Virüs, yavaşlamaksızın yayılmayı sürdürürken 2011 yapımı Contagion bir anda su yüzüne çıkan filmlerden biri oldu. Filmin öne çıkan yönü ise, gündemimizi çalkalayan Covid-19 salgınına çok yakın bir ortaya çıkış hikayesini anlatıyor olması. Bu durum beni de filmi izlemeye yönlendiren etken oldu ve en çok kiralanan filmler arasında yükselişe geçen bu filmi ben de oturup izlemeye karar verdim.
Sinematik anlamda pek başarılı bulmamış olsam da film günümüze kırık bir cam parçasıyla ayna tutar nitelikte. Bu aynada, sadece hastalığın ortaya çıkışını değil, insanlığın buna psikolojik, politik ve etik tepkisinin de yansımasını görebiliyorsunuz. Ve aynaları garip yapan şey, kendinizi bedeninizden habersiz bir şekilde, tamamen farklı bir yerde ve boyutta görebiliyor olmanızdır. Contagion’ı ilginç yapan da tam olarak bu, şu an gerçekleşmekte olan bir olayı tamamen farklı bir boyutta ve zamanda tamamen aynı şekilde görebiliyorsunuz.
Yıllardır kendine tehdit olarak gördüğü her şeye saldıran, savaşlar çıkartıp şehirler bombalayan insanoğlu, bu gözle göremediği düşmana gökyüzünden dökülen yıldızlar gibi bombalarını yağdıramıyor veya bir itfaiyecinin hortumu gibi kullandığı silahlarından mermi fışkırtamıyor. İşte insanı en çok korkutan şey de bu.
Bu gözle görülemeyen düşmanın filmdeki doğum yeri de aynı; Çin ve bu hastalığı tetikleyen kaynak da yarasalar. Sırf bu benzerlik bile 2011 yılında oldukça radar dışı kalıp pek bir gişe başarısı elde edemeyen Contagion’ın yeniden doğma fırsatı yakalaması için yeterli bir sebeptir diye düşünüyorum. MEV-1 isimli salgın, tıpkı günümüzde yaşandığı gibi temas ve hava yoluyla geçen oldukça yayılım eğilimli, bulaşıcı bir hastalık, insanların bağışıklıklarını tehdit ediyor.

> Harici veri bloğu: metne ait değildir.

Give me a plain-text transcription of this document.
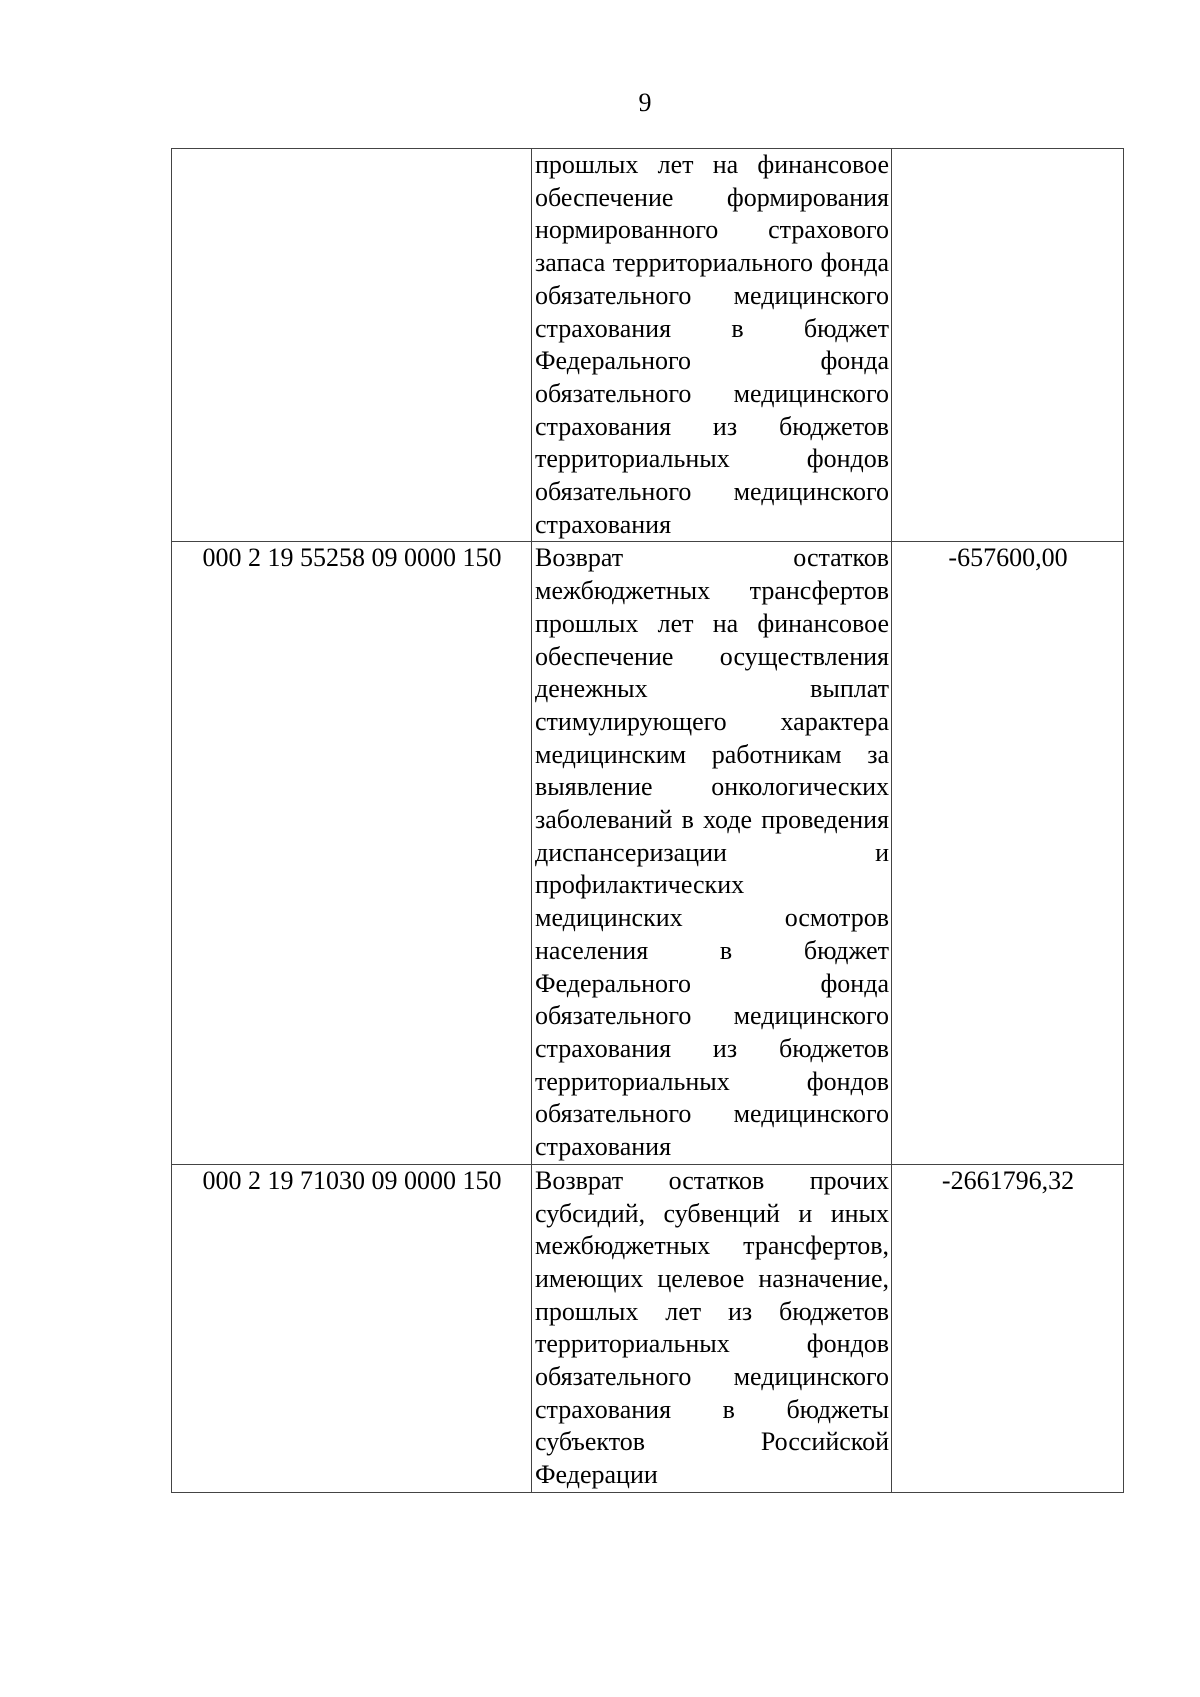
9
	прошлых лет на финансовое обеспечение формирования нормированного страхового запаса территориального фонда обязательного медицинского страхования в бюджет Федерального фонда обязательного медицинского страхования из бюджетов территориальных фондов обязательного медицинского страхования	
000 2 19 55258 09 0000 150	Возврат остатков межбюджетных трансфертов прошлых лет на финансовое обеспечение осуществления денежных выплат стимулирующего характера медицинским работникам за выявление онкологических заболеваний в ходе проведения диспансеризации и профилактических медицинских осмотров населения в бюджет Федерального фонда обязательного медицинского страхования из бюджетов территориальных фондов обязательного медицинского страхования	-657600,00
000 2 19 71030 09 0000 150	Возврат остатков прочих субсидий, субвенций и иных межбюджетных трансфертов, имеющих целевое назначение, прошлых лет из бюджетов территориальных фондов обязательного медицинского страхования в бюджеты субъектов Российской Федерации	-2661796,32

Ne yazık ki bir salgın oldukça sinsi bir tehdittir ve insanlar için geçen her dakika vakit kaybıdır. MEV-11 salgını gittikçe güçlenmekte ve pençelerini daha fazla insana geçirmektedir. Hastalıktan daha da tehlikeli olan bir diğer şeyse elbette paniktir. Panik de tıpkı bir salgın hastalık gibi bulaşıcıdır, yayılır, büyür, genişler. Paniğin doğurduğu sonuçlar da bir hastalığın ortaya çıkartabileceğinden daha az tehlikeli değildir. Kaos, izdiham, yağma…
Başta da belirttiğim gibi, film bütünsellik anlamında pek başarılı olmayan, bölük pörçük hissettiren, film olarak pek memnun kalmadığım bir yapımdı. Yine de gündemimizi sürekli olarak meşgul eden ve bir kabusu andıran tüm bu olayları farklı bir aynadan izlemek oldukça ilginç bir deneyimdi. Ayrıca virüsün yayılma hızı, nasıl bulaştığı, neler yapmamız veya yapmamamız gerektiği konusunda da yeni bir farkındalık oluşturma potansiyeli taşıyor. Tüm bunları ise Kate Winslet, Jude Law, Gwyneth Paltrow, Matt Damon gibi ünlü isimlerle dolup taşan bir filmde izlemek ise tuzu biberi oluyor.